Some fans wrote they were worried that Ho was struggling with disordered eating and feeling like she had to achieve an ideal weight that she couldn't maintain.
"i'm honestly very worried about you," wrote one fan on Instagram. "I really want to believe that this is ok but deep down I don't think what you're doing is sustainable because you're placing unrealistic expectations on how your body should look."
Ho told BuzzFeed News she had mixed feelings about the comments.
“I think it’s nice that people are concerned about my mental health, but I also find it really offensive," she said, adding that people should not try to diagnose others with a mental disorder via the internet.
Ho addressed the criticisms in follow-up blog posts on days two and three of her challenge, acknowledging that she has struggled with disordered eating in the past and that she had worked hard to have a better relationship with food.
"For the record, I am in a very happy and healthy mental state that I have worked VERY hard for," she wrote.
Ho told BuzzFeed News she appreciates constructive criticism, but not when it goes too far.
“Your words have so much power, so I would caution people to be careful what they say, because you're talking to someone real," she said.

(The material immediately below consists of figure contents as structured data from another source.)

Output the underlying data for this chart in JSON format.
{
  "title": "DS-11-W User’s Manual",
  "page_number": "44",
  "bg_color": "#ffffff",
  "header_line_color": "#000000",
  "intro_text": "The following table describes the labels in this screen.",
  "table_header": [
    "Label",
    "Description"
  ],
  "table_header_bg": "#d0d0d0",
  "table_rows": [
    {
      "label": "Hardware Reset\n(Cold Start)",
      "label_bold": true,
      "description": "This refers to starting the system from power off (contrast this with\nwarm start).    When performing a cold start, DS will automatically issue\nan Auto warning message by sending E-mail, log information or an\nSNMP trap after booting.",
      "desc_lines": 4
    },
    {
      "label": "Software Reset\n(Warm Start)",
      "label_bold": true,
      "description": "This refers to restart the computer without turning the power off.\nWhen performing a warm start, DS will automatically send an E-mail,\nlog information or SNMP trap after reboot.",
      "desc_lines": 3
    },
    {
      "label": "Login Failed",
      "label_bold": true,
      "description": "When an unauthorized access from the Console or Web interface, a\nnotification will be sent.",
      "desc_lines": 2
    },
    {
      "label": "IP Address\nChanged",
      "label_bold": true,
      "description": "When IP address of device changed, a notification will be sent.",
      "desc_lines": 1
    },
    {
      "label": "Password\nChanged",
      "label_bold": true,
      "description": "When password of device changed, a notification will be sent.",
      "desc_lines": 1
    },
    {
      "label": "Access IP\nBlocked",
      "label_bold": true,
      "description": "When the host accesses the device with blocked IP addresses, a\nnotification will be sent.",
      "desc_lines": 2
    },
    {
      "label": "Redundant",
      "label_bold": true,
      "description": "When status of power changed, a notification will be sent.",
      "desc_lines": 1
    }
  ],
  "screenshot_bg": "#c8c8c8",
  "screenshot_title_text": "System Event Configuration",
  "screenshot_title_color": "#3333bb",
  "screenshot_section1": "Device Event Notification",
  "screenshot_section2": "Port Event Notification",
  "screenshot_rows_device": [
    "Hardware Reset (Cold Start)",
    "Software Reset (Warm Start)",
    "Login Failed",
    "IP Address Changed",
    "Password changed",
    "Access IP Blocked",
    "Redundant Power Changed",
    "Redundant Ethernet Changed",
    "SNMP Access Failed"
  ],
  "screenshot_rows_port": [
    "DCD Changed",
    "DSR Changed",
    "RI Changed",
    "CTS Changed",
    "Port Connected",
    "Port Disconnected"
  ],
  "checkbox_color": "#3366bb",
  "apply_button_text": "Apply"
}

Ho said she is a big believer in being body positive and changing beauty ideals.
"I don't even look like the average fitness instructor, and I love my body and what I can do," she said.
And she wants to challenge herself to start, as she wrote on her blog, "getting healthier, increasing your confidence, feeling happier, and getting stronger." In her mind, that is still being body positive.
“Weight loss and body positivity can go hand and hand, as long as you love your body and are grateful for your body every step of the way," she said.